Celeste Ng’s debut novel If you say “Harvard” a lot and have your characters work as professors and aspire to be doctors, can you make A Serious Novel out of a soap opera plot?
That’s debatable, I suppose, but Celeste Ng’s Everything I’ve Never Told You isn’t a vote for “yes.”
In “small-town Ohio” (we hear that phrase quite a lot) in the 1970s, Chinese-American James and Caucasian Marilyn are raising their three children – or, more accurately, ignoring their eldest son and youngest daughter while obsessively focusing on their middle child, Lydia.
Lydia’s blue eyes give her father hope that she’ll be more accepted in the white community, becoming the popular child he never was. As the first girl born in the family, Marilyn foists upon Lydia her own aborted dreams of being a doctor rather than a housewife. The fact Lydia is neither well-liked nor particularly scholarly doesn’t feature into either’s fantasies.

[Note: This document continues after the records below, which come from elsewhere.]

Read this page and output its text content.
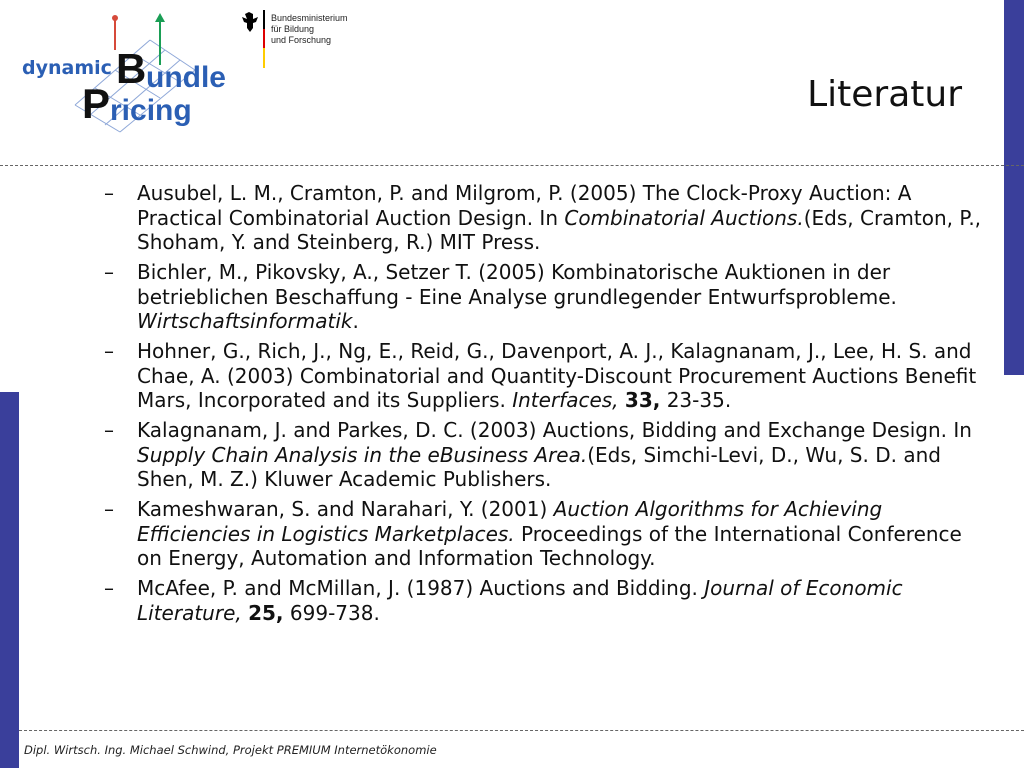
dynamic B undle
P ricing
Bundesministerium
für Bildung
und Forschung
Literatur
– Ausubel, L. M., Cramton, P. and Milgrom, P. (2005) The Clock-Proxy Auction: A Practical Combinatorial Auction Design. In Combinatorial Auctions.(Eds, Cramton, P., Shoham, Y. and Steinberg, R.) MIT Press.
– Bichler, M., Pikovsky, A., Setzer T. (2005) Kombinatorische Auktionen in der betrieblichen Beschaffung - Eine Analyse grundlegender Entwurfsprobleme. Wirtschaftsinformatik.
– Hohner, G., Rich, J., Ng, E., Reid, G., Davenport, A. J., Kalagnanam, J., Lee, H. S. and Chae, A. (2003) Combinatorial and Quantity-Discount Procurement Auctions Benefit Mars, Incorporated and its Suppliers. Interfaces, 33, 23-35.
– Kalagnanam, J. and Parkes, D. C. (2003) Auctions, Bidding and Exchange Design. In Supply Chain Analysis in the eBusiness Area.(Eds, Simchi-Levi, D., Wu, S. D. and Shen, M. Z.) Kluwer Academic Publishers.
– Kameshwaran, S. and Narahari, Y. (2001) Auction Algorithms for Achieving Efficiencies in Logistics Marketplaces. Proceedings of the International Conference on Energy, Automation and Information Technology.
– McAfee, P. and McMillan, J. (1987) Auctions and Bidding. Journal of Economic Literature, 25, 699-738.
Dipl. Wirtsch. Ing. Michael Schwind, Projekt PREMIUM Internetökonomie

When Lydia’s body is found in a local lake, the family unravels and James and Marilyn have to sort out which parts of their lives, their family and their beliefs about Lydia are true and which are illusions.
For much of the book, I found the interplay between the characters interesting. I don’t know that the characters are especially realistic James and Marilyn are astoundingly single-minded), but they’re layered and richly rendered. The extent to which this family never talks about anything (seriously) strained credibility, but I was willing to play along because, hey, it’s a novel! Something has to happen to keep it moving, you know?
It was at the three-quarters mark or so where Ng started to lose me. An editor must have encouraged to her to set her story up as a mystery, so it feels a little like that at first, but this is the point at which it became clear it is not, in fact, really a whodunit. There was also one reveal in particular that made me think, “Okay, Celeste. Maybe don’t feel the need to pull out every trick in the melodrama potfolio, okay?”
This all being said. Everything I Never Told You is very readable. It’s easy to attach quickly and keep moving through the lives of the Lee family. It won’t make my “Best Of” list, but it’s not one I regret spending time with, either.